First off, I’d like to thank Doctor Hrvoje Potrebica for opening my eyes to the fascinating subject of underwater archaeology. Going into the good doctor’s lecture, I did not know what to expect from examining a bunch of old shipwrecks. As it turns out, however, underwater antiquity sites are just as rich in culture and history as their aboveground counterparts. A lot can be learned by examining the remnants of old ships, or cargo lost at sea, or old harbors and portside buildings that have long since been overtaken by the sea. Overall, I’m glad that I attended Dr. Potrebica’s lecture, as it really made me consider a lot about archaeology in ways I never would have considered before.

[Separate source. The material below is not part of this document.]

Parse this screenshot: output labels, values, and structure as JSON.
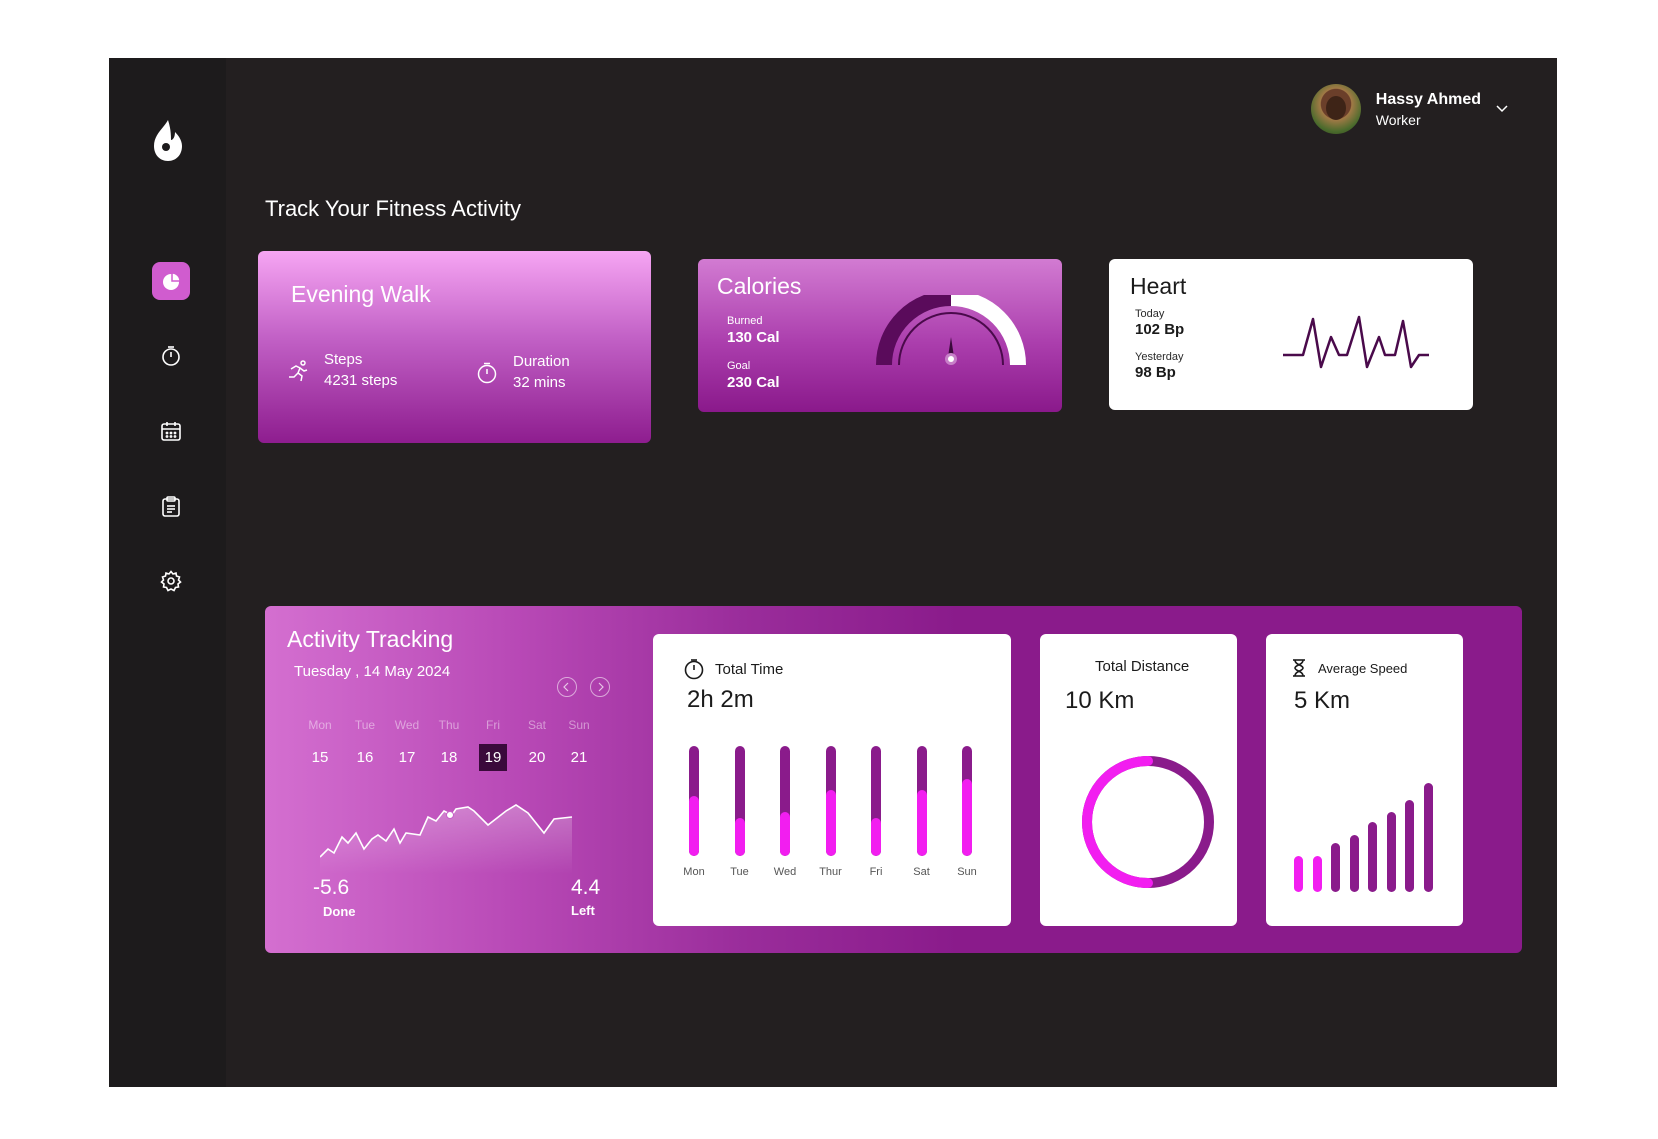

I can imagine, since the Adriatic Sea is a pretty big place, that one problem with finding an old shipwreck or cache of lost cargo would be determining where it came from or who it belonged to. This is a problem unique to underwater archaeology, as even with trade routes above ground you can use physical clues to tell where it belonged or where it may have been going to or coming from. Doctor Potrebica covered this scenario briefly, showing off a chart of different unique amphora shapes that have been categorized over the years. I think it’s fascinating how they can use the form and shape of the amphorae recovered in a cache to determine where they were made, and then use that information to determine where the shipment was coming from, or perhaps going to. With the sheer amount of trade routes going on in the Adriatic Sea- especially those going to and form the Roman empire, it’s astounding that archaeologists are able to use such techniques to narrow it down to that extent.
Doctor Potrebica even described one situation where a ship’s bell was found intact with the year inscribed on its surface. Using similar techniques to those described above, the port of origin for the shipment was determined and historians are looking through old records to see if they can determine the name of this individual vessel. Perhaps they will then be able to use this information to extrapolate on trade and the relationships between ancient states in the medieval era.
These aquatic archaeological expeditions are also helping us determine new information about more modern wrecks. A World War 1 battleship or an American heavy bomber plane can serve to teach us about more recent history, and to recover precious artefacts that may be worth something a bit more sentimental to the families of those who may have died and were never recovered.
All in all, I’m glad I attended the lecture with an open mind. Underwater archaeology is a very interesting field with a lot of potential to uncover the secrets of the past.